“Of Five Fears: Three of them Light” by Kelli Allen
Kelli Allen’s work has appeared in numerous journals and anthologies in the US and internationally. She is a four-time Pushcart Prize nominee and has won awards for her poetry, prose, and scholarly work. She served as Managing Editor of Natural Bridge and holds an MFA from the University of Missouri St. Louis. She currently teaches in the MFA program for Lindenwood University. Her full-length poetry collection, Otherwise, Soft White Ash, arrived from John Gosslee Books in 2012.
Why does being human seem to require a stubborn preference to remain unaware of ourselves? Allen knows we’d rather not be illuminated, that the shadows are more comfortable because the low light is more forgiving. If we stay in the shadows, we don’t have to “see a wing, feel/ a ripped feather.” A very old idea, indeed, but with a twist this time: the poem’s own self-awareness. Overlaid on the light and shadow is the speaker’s frustration with cliché. She’s a writer, for sure, and not happy about having to use an overworked set of words.
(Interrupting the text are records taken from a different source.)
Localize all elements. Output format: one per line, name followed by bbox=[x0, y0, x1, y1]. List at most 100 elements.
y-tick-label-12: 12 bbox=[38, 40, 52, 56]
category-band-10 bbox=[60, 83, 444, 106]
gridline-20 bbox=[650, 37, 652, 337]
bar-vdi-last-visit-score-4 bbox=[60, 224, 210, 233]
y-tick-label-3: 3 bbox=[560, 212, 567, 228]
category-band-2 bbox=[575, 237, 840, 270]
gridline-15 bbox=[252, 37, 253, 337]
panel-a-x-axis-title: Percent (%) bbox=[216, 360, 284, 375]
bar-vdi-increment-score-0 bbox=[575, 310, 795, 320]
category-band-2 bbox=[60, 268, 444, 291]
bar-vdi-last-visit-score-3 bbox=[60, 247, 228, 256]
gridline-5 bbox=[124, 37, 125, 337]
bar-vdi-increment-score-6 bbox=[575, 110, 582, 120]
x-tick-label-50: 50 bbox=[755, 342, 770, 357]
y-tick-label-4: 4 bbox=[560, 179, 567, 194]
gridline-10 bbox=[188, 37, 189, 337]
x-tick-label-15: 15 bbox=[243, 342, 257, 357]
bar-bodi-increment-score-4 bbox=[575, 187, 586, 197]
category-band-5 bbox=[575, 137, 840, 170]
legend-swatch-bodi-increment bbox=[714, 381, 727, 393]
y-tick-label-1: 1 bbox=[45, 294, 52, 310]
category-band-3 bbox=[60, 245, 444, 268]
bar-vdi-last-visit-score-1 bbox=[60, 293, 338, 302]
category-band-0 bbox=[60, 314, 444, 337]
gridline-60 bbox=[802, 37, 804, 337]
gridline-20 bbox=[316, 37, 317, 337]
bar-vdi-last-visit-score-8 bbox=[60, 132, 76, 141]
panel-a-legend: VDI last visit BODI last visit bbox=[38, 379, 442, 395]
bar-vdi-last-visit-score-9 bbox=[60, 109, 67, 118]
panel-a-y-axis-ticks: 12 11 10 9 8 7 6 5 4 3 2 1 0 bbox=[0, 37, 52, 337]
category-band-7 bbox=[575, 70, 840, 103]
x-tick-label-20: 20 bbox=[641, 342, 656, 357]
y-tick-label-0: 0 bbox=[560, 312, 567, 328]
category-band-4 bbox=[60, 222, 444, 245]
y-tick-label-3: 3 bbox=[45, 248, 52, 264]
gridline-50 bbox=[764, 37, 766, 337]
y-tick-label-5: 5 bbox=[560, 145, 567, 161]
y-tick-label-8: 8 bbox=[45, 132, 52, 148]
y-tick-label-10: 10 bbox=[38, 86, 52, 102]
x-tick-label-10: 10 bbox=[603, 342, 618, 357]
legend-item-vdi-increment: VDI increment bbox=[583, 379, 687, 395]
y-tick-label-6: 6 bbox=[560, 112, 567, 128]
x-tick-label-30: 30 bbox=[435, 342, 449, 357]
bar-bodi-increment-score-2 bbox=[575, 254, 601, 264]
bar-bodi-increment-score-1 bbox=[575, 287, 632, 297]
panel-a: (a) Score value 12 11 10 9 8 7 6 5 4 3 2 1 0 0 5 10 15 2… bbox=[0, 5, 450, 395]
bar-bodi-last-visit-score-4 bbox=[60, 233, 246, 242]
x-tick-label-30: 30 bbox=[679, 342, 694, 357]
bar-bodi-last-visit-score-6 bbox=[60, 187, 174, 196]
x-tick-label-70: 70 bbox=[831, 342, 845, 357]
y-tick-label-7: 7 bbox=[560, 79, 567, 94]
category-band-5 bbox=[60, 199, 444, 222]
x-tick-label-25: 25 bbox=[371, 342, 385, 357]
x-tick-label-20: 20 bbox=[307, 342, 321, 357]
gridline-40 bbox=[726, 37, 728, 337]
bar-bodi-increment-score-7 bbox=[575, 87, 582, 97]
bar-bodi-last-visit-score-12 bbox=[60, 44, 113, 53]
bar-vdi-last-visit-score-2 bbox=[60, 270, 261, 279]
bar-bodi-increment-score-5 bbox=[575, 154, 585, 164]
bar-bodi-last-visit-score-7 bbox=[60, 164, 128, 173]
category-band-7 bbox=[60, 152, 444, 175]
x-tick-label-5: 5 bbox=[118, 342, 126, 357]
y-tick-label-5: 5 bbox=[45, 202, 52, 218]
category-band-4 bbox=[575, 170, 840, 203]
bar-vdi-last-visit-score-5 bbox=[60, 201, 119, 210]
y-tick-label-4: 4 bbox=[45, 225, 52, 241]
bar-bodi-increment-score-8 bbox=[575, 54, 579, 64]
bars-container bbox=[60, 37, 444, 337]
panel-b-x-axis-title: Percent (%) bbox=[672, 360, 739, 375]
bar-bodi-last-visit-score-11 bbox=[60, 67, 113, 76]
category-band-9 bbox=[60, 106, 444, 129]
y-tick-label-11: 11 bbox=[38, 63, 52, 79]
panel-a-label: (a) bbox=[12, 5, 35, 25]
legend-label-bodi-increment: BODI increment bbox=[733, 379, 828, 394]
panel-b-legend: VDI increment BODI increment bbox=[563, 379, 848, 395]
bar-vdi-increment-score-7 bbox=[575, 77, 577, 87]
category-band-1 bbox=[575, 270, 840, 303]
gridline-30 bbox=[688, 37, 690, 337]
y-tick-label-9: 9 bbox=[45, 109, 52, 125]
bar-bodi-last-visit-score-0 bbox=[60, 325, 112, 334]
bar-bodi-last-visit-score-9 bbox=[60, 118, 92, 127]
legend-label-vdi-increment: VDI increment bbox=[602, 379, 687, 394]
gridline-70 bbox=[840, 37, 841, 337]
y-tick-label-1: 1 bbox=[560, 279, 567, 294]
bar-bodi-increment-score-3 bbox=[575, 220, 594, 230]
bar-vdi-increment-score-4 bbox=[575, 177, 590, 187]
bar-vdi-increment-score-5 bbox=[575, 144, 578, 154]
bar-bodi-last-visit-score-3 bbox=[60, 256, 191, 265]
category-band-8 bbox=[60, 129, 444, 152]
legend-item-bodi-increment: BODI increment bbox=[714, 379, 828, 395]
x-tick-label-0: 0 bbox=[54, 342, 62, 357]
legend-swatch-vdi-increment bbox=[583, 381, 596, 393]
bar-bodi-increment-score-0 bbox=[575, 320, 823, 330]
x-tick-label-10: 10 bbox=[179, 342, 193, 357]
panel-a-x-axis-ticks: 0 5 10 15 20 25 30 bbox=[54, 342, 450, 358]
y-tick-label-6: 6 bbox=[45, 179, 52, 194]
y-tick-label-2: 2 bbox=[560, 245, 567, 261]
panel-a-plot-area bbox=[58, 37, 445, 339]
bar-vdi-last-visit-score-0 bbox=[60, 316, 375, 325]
But they are the right words, the best words to express this idea. And so the speaker’s grudging lexicon is a reflection of the force exerted by the “bloated” sun to make her really see.
A poem about light should cast a shadow. Not toward the right – that would be too similar to traditional italic. Toward the left, then, the whole poem pulling against its italicized fears: “shadows, light, darkening.” To take the shear and remain legible, the typeface needed to be sans serif and have evenly weighted strokes. Futura’s solid, unfussy letterforms hang together in a cool, dark swath.